Good bathtime reading. November 5, 2002 P. Blackburn (Seattle, WA United States) 44 out of 46 found this review helpful
Nothing challenging here. Rather than offering interesting architectural and design fare, MH is a decorating magazine full of expensive items (most of the most interesting ones are in advertisements, of which this magazine is at least 50%) that most people cannot afford. The articles are well-written in a good, direct style that doesn't attempt to impress with name-dropping ("Architectural Digest") or insist that design is a political action committee ("Dwell"). My biggest gripe is that the article headings promise much, but the delivery is scanty. Rather than give the reader something to really ponder (say, a design problem or an unexpected renovation snafu and its respective solution), the articles, despite their admirably simple, terse style, ultimately talk down to the reader. I would advise going to the supermarket and paging through MH before subscribing. I would really like to subscribe to a magazine that discusses great home design and features truly innovative approaches in a modern style devoid of the minimalist, warehouse affectation that has become so tired, yet is still the coin of the realm. P.S. MH, please ditch the recipes - I have that subscription already.
Best decorating/home products magazine around! October 27, 2001 Beck Barendrick (Seattle, WA United States) 37 out of 39 found this review helpful
This is by far the best general decorating magazine on the shelves. It's got a great classic/urban/hip/but-not-too-edgy asthetic, and features some cool architectural articles as well. There's a fun 'what's the value of my antique' column every issue, as well as a list of hot new products and a feature where they decorate a room 2X -- once for about $1mil and again for about $1thou, and they look almost identical! Very cool mag.
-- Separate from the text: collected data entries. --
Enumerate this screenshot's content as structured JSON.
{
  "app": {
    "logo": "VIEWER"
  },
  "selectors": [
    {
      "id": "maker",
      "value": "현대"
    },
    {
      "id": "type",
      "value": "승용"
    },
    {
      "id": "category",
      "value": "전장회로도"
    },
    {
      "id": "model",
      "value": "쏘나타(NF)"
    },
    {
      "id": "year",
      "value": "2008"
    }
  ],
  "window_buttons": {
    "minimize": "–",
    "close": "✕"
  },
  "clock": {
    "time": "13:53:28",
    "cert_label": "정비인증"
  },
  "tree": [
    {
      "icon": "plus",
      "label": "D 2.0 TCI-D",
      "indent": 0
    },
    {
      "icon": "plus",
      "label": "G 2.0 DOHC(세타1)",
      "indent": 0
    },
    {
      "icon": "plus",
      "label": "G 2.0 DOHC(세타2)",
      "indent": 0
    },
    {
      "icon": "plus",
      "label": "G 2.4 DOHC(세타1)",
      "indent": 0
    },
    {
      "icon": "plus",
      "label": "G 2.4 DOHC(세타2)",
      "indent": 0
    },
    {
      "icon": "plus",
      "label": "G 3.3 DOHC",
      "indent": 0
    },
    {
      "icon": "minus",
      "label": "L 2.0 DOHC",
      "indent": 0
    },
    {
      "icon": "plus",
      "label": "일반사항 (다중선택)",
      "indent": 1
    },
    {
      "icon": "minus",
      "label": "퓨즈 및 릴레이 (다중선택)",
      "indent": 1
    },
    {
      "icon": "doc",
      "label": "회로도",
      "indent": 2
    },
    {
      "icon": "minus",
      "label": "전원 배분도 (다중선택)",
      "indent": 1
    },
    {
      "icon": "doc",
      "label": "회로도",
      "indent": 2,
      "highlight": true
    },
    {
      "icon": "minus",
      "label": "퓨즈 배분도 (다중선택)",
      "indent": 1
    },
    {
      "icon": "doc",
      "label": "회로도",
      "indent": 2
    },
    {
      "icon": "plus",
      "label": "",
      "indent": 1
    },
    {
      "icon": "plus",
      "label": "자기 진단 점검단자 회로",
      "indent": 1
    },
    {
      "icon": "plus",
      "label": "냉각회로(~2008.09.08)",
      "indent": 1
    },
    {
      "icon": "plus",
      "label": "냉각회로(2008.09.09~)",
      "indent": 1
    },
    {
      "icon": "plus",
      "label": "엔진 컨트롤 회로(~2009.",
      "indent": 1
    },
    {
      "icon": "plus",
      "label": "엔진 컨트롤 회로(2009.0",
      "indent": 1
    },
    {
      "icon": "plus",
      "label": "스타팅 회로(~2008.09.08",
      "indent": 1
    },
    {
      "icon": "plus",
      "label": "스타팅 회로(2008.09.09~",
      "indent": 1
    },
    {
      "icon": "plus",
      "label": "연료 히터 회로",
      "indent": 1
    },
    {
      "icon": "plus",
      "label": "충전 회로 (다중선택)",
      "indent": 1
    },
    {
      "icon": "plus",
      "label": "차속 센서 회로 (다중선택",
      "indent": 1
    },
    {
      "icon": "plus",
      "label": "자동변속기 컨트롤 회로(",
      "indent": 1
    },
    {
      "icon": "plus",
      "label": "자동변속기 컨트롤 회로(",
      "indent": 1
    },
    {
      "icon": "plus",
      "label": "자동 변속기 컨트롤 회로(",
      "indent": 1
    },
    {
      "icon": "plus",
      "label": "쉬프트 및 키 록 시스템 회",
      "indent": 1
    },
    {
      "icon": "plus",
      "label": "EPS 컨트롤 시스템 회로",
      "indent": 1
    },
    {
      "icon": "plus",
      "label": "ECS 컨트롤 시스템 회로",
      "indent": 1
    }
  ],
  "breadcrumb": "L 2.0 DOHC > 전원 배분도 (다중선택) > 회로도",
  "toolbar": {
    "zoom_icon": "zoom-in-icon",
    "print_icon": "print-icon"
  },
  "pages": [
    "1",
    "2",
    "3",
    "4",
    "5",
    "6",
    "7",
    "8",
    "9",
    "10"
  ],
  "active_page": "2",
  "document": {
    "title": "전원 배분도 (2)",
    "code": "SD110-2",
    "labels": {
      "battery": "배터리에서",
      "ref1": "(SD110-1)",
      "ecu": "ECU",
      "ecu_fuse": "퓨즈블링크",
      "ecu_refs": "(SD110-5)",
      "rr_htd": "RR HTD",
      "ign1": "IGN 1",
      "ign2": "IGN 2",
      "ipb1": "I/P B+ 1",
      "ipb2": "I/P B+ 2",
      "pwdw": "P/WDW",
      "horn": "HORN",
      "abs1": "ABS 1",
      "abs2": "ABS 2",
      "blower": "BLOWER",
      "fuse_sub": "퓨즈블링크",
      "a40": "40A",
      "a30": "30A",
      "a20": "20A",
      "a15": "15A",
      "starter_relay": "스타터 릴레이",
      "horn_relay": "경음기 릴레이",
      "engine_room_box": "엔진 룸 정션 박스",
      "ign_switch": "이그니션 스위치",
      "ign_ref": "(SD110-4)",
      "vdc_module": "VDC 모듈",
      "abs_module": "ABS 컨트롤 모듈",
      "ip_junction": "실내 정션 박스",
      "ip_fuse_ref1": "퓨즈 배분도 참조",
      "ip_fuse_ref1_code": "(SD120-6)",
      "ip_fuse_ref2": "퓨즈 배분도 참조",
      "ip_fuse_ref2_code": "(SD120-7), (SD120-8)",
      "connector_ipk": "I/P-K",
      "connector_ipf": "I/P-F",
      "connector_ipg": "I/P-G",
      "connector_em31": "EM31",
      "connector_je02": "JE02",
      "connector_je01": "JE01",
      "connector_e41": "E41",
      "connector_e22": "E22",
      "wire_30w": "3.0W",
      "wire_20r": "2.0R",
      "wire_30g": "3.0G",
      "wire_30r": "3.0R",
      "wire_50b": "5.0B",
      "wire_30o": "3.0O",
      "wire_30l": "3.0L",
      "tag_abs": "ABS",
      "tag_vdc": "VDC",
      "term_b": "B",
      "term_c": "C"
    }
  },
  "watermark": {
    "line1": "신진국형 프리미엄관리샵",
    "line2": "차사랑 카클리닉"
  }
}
Superb quality October 31, 2001 red_ber (St. Louis, MO USA) 36 out of 36 found this review helpful
Looking for a nice well-rounded magazine with the major focus on contemporary interior design? Miss superb printing quality, clean European lines, meticulous attention to details? You've got it all in this magazine. After moving here in the US from a major European capital, I have frankly missed a good magazine with the latest trends in metropolitan interior design. Architectural digest is great if you live in a grand mansion in Ladue, but what if you want simple and elegant functionality of a nicely designed European apartment or loft in your typical suburban house. This magazine has been a delight to read (nice coffee table edition too). It has been a source of ideas and inspiration for me for several years now. Recommend highly.
I couldn't wait for my subscription to end! April 29, 2003 31 out of 45 found this review helpful
I made the mistake of subscribing to this magazine, and couldn't wait for my subscription to run out! If viewing the same minimalist designs over and over every month is your cup of tea, this just might be the mag for you, but I found the articles and pictorials to be lacking in imagination, warmth, and screaming with redundancy. Every once and awhile I was surprised to find an article or feature that had some originality and expression, but unfortunately, this was more often the exception than the rule.
You get what you pay for. April 30, 2002 Heather Drinan (Vermont) 23 out of 38 found this review helpful
This magazine should be free, since there are so many advertisements. Also, it is strictly modern decorating, unlike the editor's claims. If you like extreme, modern style, try it out; otherwise invest in something else.